I tried merging the two loops into one by redirecting the output from the first for loop using pipe. I tried one of the method from this post (Pass the output of previous command to next as an argument) but not able to get the desired result.

for i in *.txt; do
    cut -f 5,10 $i >$i.txt.out | xargs -I{} sort -k1,1  {} >$i.sort
done

Any suggestions?

Thanks

Ron

Ron
  • 1,057

1 Answers1

2
for name in *.txt; do
    cut -f 5,10 -- "$name" | sort -k 1,1 >"$name.sort"
done

This would combine the effect of the two initial loops while getting rid of the use of the intermediate files.

I did some small modifications:

  • Quoting of the expansion of all variables, because When is double-quoting necessary?
  • Using a better name for the loop variable.
  • Delimiting the variable from the cut command using -- to signal the end of options, in case the filename in $name starts with a dash.

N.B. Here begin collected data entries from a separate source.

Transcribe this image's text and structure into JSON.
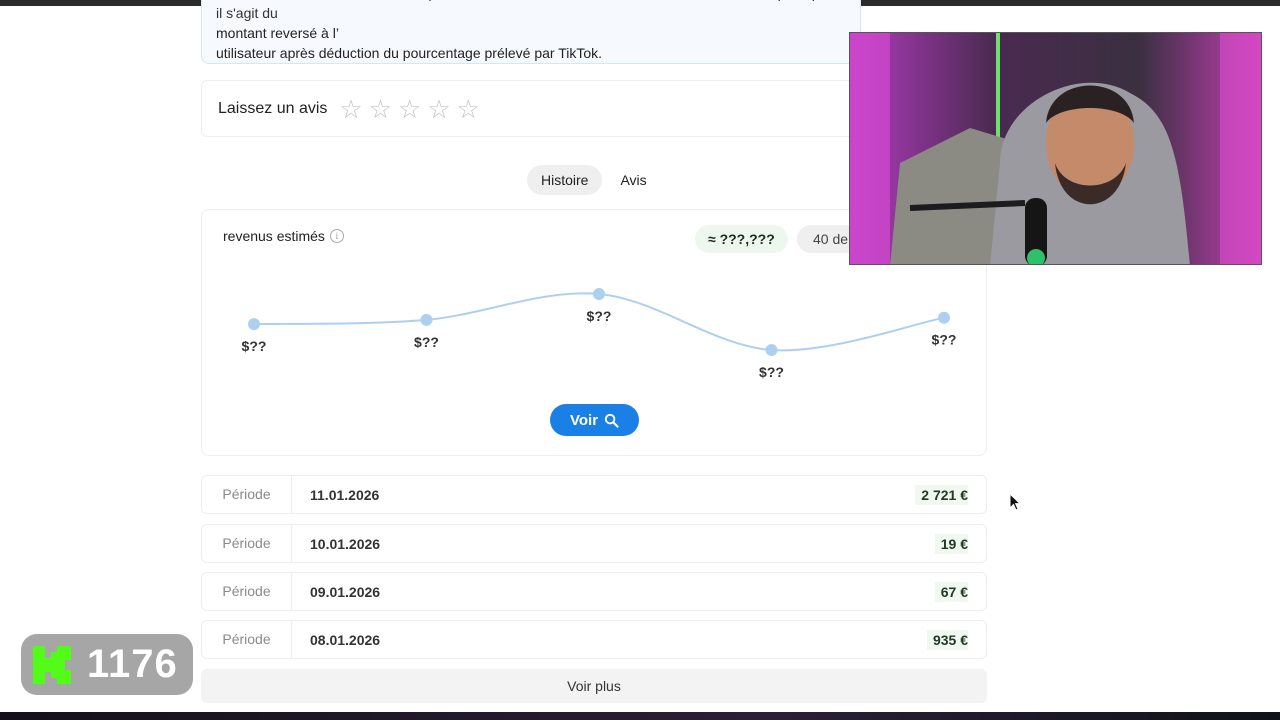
{
  "info_box": {
    "line1": "Estimation des revenus de TikTok provenant des dons collectés via les diffusions en direct publiques ; il s'agit du",
    "line2": "montant reversé à l’",
    "line3": "utilisateur après déduction du pourcentage prélevé par TikTok."
  },
  "review": {
    "label": "Laissez un avis",
    "rating": 0,
    "max_rating": 5
  },
  "tabs": [
    {
      "label": "Histoire",
      "active": true
    },
    {
      "label": "Avis",
      "active": false
    }
  ],
  "chart_card": {
    "title": "revenus estimés",
    "approx_value": "≈ ???,???",
    "days_label": "40 de",
    "button_label": "Voir"
  },
  "chart_data": {
    "type": "line",
    "x": [
      1,
      2,
      3,
      4,
      5
    ],
    "values": [
      0.8,
      1.0,
      2.2,
      -0.4,
      1.1
    ],
    "labels": [
      "$??",
      "$??",
      "$??",
      "$??",
      "$??"
    ],
    "series_color": "#aed0f0",
    "grid": false
  },
  "periods": [
    {
      "label": "Période",
      "date": "11.01.2026",
      "value": "2 721 €"
    },
    {
      "label": "Période",
      "date": "10.01.2026",
      "value": "19 €"
    },
    {
      "label": "Période",
      "date": "09.01.2026",
      "value": "67 €"
    },
    {
      "label": "Période",
      "date": "08.01.2026",
      "value": "935 €"
    }
  ],
  "voir_plus": "Voir plus",
  "overlay": {
    "counter": "1176",
    "accent": "#5cd65c"
  }
}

One could also have used sort -k 1,1 -o "$name.sort" in place of the sort command above, to let the sort utility create the output file rather than the shell (minor difference).


The xargs utility is often used instead of a loop:

printf '%s\n' *.txt | xargs -I {} sh -c 'cut -f 5,10 -- "$1" | sort -k 1,1 >"$1.sort"' sh "{}"

... but here it just makes thing more complicated (the command above would have issues handling filename containing newlines).

Your command

cut -f 5,10 $i >$i.txt.out | xargs -I{} sort -k1,1  {} >$i.sort

would do the cut and save the output to $i.txt.out (with $i expanded). The xargs command would get no input due to the output of cut being redirected to a file. If you hadn't redirected the output of cut, xargs would have executed sort with the contents of the files as arguments rather than with the filenames. This is not what you want (you want to pass the output of cut as data into sort).